2002 war in einer Analyse für EADS von der „roten Vier“ die Rede: Alfred Gusenbauer, Heinz Fischer, Rudolf Edlinger, Josef Cap, die als die Einflussreichsten in der Bundes-SPÖ beschrieben wurden. Diese befand sich in Opposition, als Schwarzblau sich dafür entschied, Eurofighter anzuschaffen, um die bisher verwendeten Saab Draken zu ersetzen. Für den derzeit stattfindenden 2. Eurofighter-U-Ausschuss ist von Bedeutung, wie es dazu kam, dass SPÖ-Verteidigungsminister Norbert Darabos 2007 einen Vergleich mit EADS aushandelte, nachdem Gusenbauer zuvor im Wahlkampf als „Sozialfighter statt Eurofighter“ verkauft wurde. Insbesondere die Grünen sind bestrebt, der ÖVP den Schwarzen Peter zuzuschieben und Darabos als Opfer schwarzer Intrigen hinzustellen. Wann immer aber Peter Pilz den „Aufdecker“ mimt, ist Vorsicht angesagt, da man davon ausgehen kann, dass vom wirklich Wichtigen abgelenkt wird.

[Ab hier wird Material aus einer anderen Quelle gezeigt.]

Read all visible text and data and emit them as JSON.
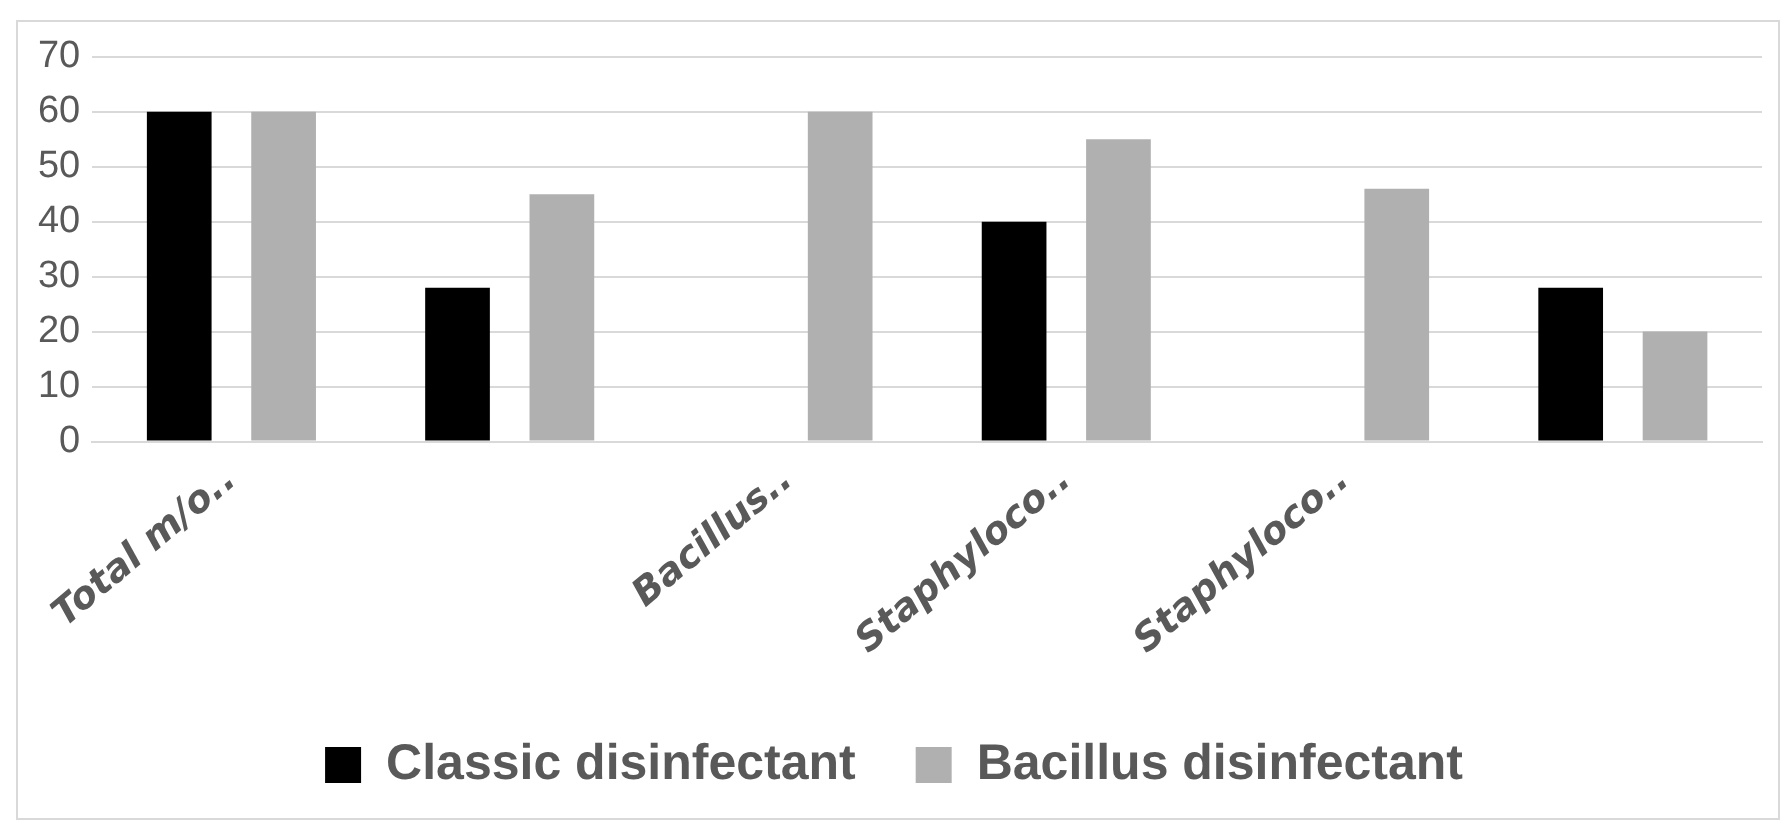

Um die wahre Rolle des Verteidigungsministers und jene von Bundeskanzler Gusenbauer zu verstehen, muss man sich mit den Ereignissen befassen, als die SPÖ in Opposition war bzw. dann wieder in die Regierung kam. Entgegen der Darstellung eines quasi über Nacht  zusammengestellten roten Regierungsteams war, wie EADS-Mails belegen,  schon einen Monat vor der Angelobung klar, dass Darabos Verteidigungsminister werden soll. Man gab ihm den bisherigen SPÖ-Klubsekretär Stefan Kammerhofer als Kabinettschef mit, was auch insofern von Bedeutung ist, als dass er eine „Personalleihe“ der ÖBB darstellte. Kammerhofer schottete Darabos von Personen und Informationen ab, was einige in der SPÖ zur Ansicht verleitete, der Minister habe ihm das Regieren überlassen. Dies ist jedoch verfassungs- und rechtswidrig und zieht u.a. den Verdacht des Amtsmissbrauchs gegen Darabos mit sich, sodass von Druck auf den Minister und Rundumüberwachung auszugehen ist.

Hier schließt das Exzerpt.